One of PDRF’s intiatives in this matter is Project Sikap, which launched a one-stop digital shop for MSMEs where their questions about bouncing back gets to be answered.
Moreover, similar to PDRF’s response to affected sari-sari stores after Supertyphoon Yolanda, it has started helping sari-sari stores in Metro Manila reopen after the COVID-19 crisis, as they found that up to 40% of them have closed — either for health concerns or because many consumers were not able to purchase their goods.
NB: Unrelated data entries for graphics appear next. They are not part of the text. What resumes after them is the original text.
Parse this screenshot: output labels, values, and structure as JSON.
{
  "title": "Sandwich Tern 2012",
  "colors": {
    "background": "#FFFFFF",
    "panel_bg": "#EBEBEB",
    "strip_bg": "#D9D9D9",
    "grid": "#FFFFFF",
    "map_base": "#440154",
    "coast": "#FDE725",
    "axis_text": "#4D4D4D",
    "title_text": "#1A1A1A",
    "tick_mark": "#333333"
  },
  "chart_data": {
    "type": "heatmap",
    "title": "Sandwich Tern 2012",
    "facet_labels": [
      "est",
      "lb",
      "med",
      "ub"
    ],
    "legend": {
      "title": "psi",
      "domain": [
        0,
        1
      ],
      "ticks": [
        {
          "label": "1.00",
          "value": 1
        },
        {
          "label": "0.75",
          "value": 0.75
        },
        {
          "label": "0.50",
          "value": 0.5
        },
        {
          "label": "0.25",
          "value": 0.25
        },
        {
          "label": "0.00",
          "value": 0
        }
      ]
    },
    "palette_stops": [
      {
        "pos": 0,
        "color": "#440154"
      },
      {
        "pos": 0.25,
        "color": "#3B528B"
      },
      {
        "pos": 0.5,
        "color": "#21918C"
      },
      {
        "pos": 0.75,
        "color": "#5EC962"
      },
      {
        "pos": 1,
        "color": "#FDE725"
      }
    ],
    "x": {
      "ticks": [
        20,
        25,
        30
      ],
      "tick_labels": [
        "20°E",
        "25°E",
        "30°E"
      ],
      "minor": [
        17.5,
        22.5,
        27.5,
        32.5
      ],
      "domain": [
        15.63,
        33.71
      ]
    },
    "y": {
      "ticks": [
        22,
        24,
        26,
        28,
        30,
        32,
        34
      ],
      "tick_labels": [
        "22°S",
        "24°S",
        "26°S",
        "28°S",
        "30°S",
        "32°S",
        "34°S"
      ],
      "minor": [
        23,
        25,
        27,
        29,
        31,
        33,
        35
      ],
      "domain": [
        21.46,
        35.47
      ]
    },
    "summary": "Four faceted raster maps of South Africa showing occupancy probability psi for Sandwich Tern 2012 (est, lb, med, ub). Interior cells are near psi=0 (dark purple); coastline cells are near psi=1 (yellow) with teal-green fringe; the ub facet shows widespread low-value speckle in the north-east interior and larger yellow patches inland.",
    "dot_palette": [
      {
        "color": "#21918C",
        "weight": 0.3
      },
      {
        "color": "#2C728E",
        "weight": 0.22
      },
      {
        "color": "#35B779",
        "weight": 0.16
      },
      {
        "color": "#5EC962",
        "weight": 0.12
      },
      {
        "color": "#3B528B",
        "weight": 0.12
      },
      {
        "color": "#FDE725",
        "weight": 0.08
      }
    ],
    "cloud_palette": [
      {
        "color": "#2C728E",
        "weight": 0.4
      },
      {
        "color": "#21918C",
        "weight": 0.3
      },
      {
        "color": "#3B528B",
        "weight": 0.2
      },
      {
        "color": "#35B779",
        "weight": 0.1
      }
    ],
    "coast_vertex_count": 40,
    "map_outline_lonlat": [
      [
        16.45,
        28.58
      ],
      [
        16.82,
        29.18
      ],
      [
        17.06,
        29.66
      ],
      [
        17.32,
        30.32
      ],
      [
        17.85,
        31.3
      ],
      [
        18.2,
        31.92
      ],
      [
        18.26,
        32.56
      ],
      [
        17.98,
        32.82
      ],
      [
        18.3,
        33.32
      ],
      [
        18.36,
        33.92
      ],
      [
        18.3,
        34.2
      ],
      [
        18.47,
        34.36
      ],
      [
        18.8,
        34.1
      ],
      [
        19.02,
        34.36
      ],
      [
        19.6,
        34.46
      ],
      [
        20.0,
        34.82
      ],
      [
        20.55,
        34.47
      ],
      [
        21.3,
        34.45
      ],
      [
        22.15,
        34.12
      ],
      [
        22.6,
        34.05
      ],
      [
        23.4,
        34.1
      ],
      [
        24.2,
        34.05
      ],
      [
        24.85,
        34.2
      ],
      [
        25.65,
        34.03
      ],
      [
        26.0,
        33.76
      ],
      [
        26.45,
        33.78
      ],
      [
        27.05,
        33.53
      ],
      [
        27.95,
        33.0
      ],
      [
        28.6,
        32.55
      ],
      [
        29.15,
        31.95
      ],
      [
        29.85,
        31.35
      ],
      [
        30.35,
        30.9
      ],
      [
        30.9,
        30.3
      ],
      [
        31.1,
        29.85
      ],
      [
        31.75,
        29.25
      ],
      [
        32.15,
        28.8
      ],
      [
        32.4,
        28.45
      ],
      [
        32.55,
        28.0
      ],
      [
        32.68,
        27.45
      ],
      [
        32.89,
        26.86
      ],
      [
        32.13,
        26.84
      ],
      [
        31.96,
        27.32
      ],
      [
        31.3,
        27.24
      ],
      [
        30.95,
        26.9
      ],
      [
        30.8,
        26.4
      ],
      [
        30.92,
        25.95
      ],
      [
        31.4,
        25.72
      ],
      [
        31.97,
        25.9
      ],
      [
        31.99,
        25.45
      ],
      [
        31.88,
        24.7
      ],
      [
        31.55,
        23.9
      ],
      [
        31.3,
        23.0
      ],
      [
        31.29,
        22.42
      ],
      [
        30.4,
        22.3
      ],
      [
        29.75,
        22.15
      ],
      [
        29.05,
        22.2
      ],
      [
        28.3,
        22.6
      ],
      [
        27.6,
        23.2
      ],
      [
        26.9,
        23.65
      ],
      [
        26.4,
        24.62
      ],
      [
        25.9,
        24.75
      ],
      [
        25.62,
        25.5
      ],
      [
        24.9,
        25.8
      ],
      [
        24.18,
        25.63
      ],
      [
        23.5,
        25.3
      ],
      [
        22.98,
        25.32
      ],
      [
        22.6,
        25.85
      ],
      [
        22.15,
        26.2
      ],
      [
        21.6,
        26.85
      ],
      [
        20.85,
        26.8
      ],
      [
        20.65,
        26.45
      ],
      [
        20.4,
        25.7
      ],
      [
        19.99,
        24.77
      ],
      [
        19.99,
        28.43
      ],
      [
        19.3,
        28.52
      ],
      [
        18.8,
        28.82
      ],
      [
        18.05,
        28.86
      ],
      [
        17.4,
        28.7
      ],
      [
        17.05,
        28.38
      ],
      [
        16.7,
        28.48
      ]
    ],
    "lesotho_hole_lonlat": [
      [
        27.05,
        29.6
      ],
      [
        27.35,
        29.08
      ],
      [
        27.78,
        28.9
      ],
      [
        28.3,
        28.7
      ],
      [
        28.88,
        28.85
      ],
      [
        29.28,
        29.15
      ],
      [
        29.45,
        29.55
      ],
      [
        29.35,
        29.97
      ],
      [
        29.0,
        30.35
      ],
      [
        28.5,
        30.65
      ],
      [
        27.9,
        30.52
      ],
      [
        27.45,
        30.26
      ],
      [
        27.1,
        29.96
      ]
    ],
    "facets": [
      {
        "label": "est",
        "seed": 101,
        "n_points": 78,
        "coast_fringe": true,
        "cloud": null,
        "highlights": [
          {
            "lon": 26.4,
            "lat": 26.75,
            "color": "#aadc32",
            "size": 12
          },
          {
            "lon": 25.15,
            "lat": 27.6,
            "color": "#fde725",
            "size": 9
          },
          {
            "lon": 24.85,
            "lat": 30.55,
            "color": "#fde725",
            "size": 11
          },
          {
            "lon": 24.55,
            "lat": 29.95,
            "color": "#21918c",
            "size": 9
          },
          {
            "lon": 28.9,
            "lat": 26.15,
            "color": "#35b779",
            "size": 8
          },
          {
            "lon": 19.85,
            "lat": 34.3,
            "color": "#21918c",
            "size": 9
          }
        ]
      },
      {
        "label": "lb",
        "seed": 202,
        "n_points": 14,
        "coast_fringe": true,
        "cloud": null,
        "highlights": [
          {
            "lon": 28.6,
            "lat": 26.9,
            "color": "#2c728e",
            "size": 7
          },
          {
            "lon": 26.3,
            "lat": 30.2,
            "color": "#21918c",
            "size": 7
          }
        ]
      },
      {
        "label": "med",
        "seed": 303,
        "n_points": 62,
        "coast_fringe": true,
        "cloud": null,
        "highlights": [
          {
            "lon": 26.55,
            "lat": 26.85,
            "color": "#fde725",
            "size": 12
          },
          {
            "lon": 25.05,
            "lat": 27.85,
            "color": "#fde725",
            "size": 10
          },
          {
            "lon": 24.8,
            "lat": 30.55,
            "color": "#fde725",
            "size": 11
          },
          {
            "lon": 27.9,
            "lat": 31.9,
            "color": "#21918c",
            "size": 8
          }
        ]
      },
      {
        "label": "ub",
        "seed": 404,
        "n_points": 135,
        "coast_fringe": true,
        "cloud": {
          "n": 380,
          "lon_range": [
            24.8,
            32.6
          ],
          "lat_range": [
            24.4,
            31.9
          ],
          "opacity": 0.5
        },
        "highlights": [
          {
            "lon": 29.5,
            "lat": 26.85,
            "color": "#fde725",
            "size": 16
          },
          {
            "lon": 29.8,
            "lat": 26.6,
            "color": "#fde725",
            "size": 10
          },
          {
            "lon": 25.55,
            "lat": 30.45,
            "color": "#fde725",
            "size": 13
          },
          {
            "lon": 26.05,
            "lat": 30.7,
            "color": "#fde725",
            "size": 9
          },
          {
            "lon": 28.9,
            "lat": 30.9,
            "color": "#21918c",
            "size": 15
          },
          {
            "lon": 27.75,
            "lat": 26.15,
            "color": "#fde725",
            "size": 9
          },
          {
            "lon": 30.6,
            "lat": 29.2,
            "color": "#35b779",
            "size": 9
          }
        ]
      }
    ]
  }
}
As the foundation interviewed sari-sari store owners, it has found out that 80% to 90% of them are women. “[S]o they play a key role in the recovery of the economy and in holding our families together,” Mr. Meily concluded.
Another lesson learned from responding to the present crisis, according to Mr. Meily is the value of having pre-agreements in place with companies.
Through its pre-agreements with private companies, the PDRF rolled out other initiatives. With the help of package delivery company UPS, it has ferried medical supplies from Manila to outside areas. Through a pre-agreement with online marketplace company Airbnb, health workers were provided with temporary shelters in residences and hotels.
Among the lessons learned from this pandemic, however, the most important to keep in mind is that people are connected, Mr. Meily said.
“What happens in a city in China that we’ve never heard of has affected every single human being on this planet,” he said. “If somebody gets the virus in Italy, in New York, or in Navotas, it affects all of us. And I think that’s the key lesson we have learned: that we’ve got to look out for each other…, that we are, in fact, our brother’s keeper.”